L’histoire de la Guadeloupe est liée à celle des Antilles, donc à la colonisation européenne et à l’esclavage coloniale, pratiquée durant trois siècles par les Espagnols, les Anglais, les Français et les Hollandais. L’esclavage demeure un des actes fondateurs de la société guadeloupéenne. Après l’abolition de l’esclavage en 1848, la monarchie et puis la république française misèrent tout en œuvre pour que les nouveaux citoyens de la Guadeloupe et des autres îles oublient leur passé esclavagiste. L’école républicaine joua un rôle majeur dans cette action, profitant aussi du fait que les descendants d’esclaves vivaient le complexe de leurs origines. À partir de 1970, on assiste à un processus de reconstruction de la mémoire perdue et à la réappropriation du patrimoine historique antillais.  

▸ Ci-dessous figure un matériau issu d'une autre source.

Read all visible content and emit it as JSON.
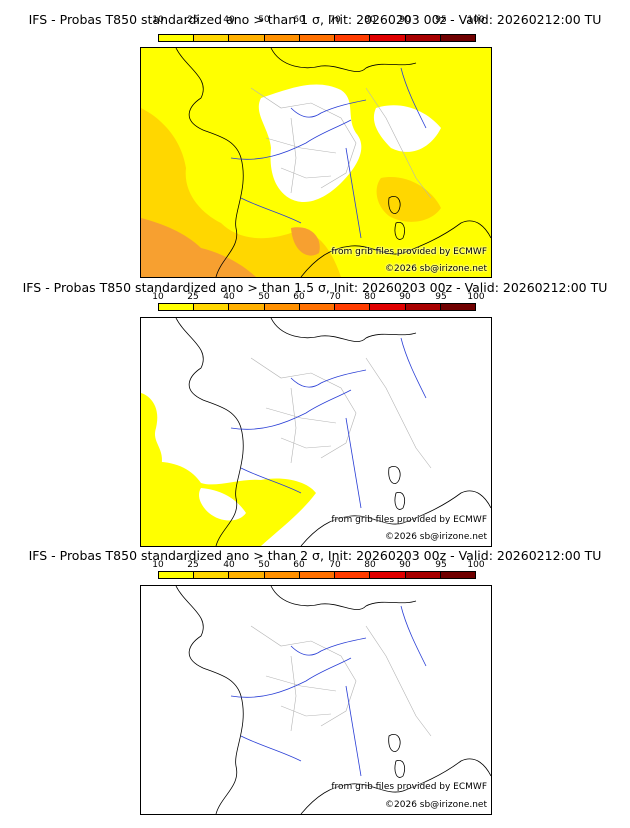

La notion d’identité guadeloupéenne semble être indissociable de la commémoration d’une histoire collective de l’esclavage, réappropriée et retranscrite à partir d’événements et de figures emblématiques, choisis essentiellement pour symboliser la résistance populaire à la colonisation. Aujourd’hui en Guadeloupe la mémoire de l’esclavage passe principalement à travers la réappropriation, voir la découverte du passé, par le biais des études sur la généalogie, ainsi que par le discours porté par les mouvements kiltirel.  

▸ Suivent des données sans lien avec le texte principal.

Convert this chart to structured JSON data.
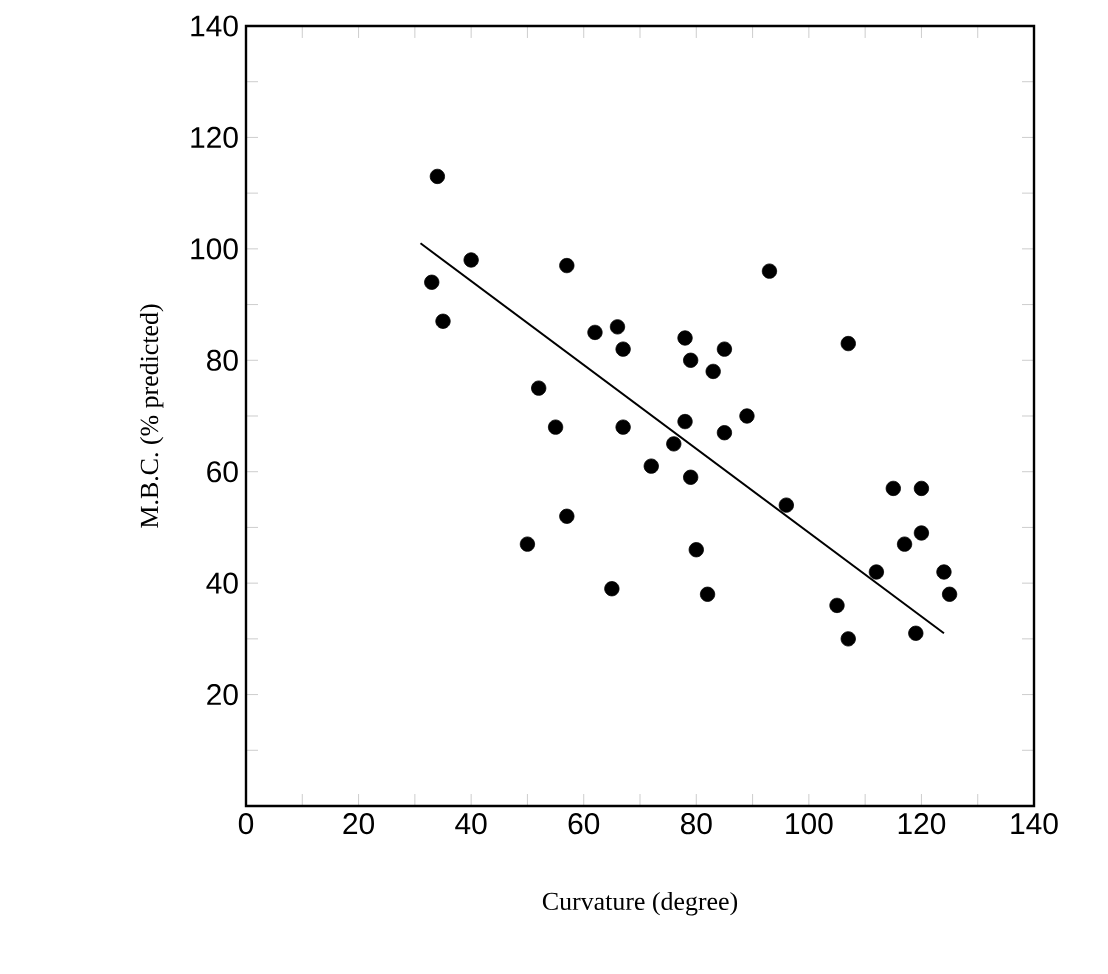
{
  "chart_data": {
    "type": "scatter",
    "xlabel": "Curvature (degree)",
    "ylabel": "M.B.C. (% predicted)",
    "xlim": [
      0,
      140
    ],
    "ylim": [
      0,
      140
    ],
    "xticks": [
      0,
      {
        "value": 10,
        "label": null
      },
      20,
      {
        "value": 30,
        "label": null
      },
      40,
      {
        "value": 50,
        "label": null
      },
      60,
      {
        "value": 70,
        "label": null
      },
      80,
      {
        "value": 90,
        "label": null
      },
      100,
      {
        "value": 110,
        "label": null
      },
      120,
      {
        "value": 130,
        "label": null
      },
      140
    ],
    "yticks": [
      {
        "value": 10,
        "label": null
      },
      20,
      {
        "value": 30,
        "label": null
      },
      40,
      {
        "value": 50,
        "label": null
      },
      60,
      {
        "value": 70,
        "label": null
      },
      80,
      {
        "value": 90,
        "label": null
      },
      100,
      {
        "value": 110,
        "label": null
      },
      120,
      {
        "value": 130,
        "label": null
      },
      140
    ],
    "grid": false,
    "series": [
      {
        "color": "#000000",
        "marker": "circle",
        "x": [
          34,
          33,
          35,
          40,
          57,
          52,
          55,
          50,
          57,
          62,
          66,
          67,
          67,
          65,
          72,
          76,
          78,
          79,
          78,
          79,
          80,
          82,
          83,
          85,
          85,
          89,
          93,
          96,
          107,
          105,
          107,
          112,
          115,
          120,
          117,
          120,
          119,
          124,
          125
        ],
        "values": [
          113,
          94,
          87,
          98,
          97,
          75,
          68,
          47,
          52,
          85,
          86,
          82,
          68,
          39,
          61,
          65,
          84,
          80,
          69,
          59,
          46,
          38,
          78,
          82,
          67,
          70,
          96,
          54,
          83,
          36,
          30,
          42,
          57,
          57,
          47,
          49,
          31,
          42,
          38
        ]
      },
      {
        "type": "line",
        "color": "#000000",
        "x": [
          31,
          124
        ],
        "values": [
          101,
          31
        ]
      }
    ]
  }
}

Avec les importants travaux de généalogie menés par les chercheurs mais aussi par les familles de descendants, les mouvements kiltirel, ou groupes a mas associés au carnaval, jouent un rôle fondamental de relecture du passé, et de reconstruction de l’histoire. Ces groupes, dont les principaux sont Voukoum, Akiyo et MaS-Ka-Klé travaillent, depuis trente ans, pour faire revivre les symboles de la résistance nègre à travers le développement de la tradition de Mas.  

Ils ont choisi de présenter une vision particulière de la société créole, en insistant sur son lien avec la période esclavagiste mais en gommant le personnage du Blanc, qui ferait tache à l’idée d’une pureté originelle. Il s’agit d’une vision choisie, d’une mémoire historique sélective. Il est clair que l’univers créole s’est formé au gré des différents apports tant européens qu’africains, mais aussi caraïbes, indiens et américains. Ce récit photographique (2012) ressort clairement l’acuité du problème posé par l’esclavage en Guadeloupe. Il est évident que cet événement de l’histoire antillaise est loin être une affaire classée. Il résulte de cette recherche que l’esclavage, loin d’être totalement oblitéré dans les mémoires antillaises, apparaît alors comme une période clé, tantôt occulté, tantôt réhabilitée, tantôt réinterprétée, mais qui détermine véritablement le rapport des Guadeloupéens au temps historique.  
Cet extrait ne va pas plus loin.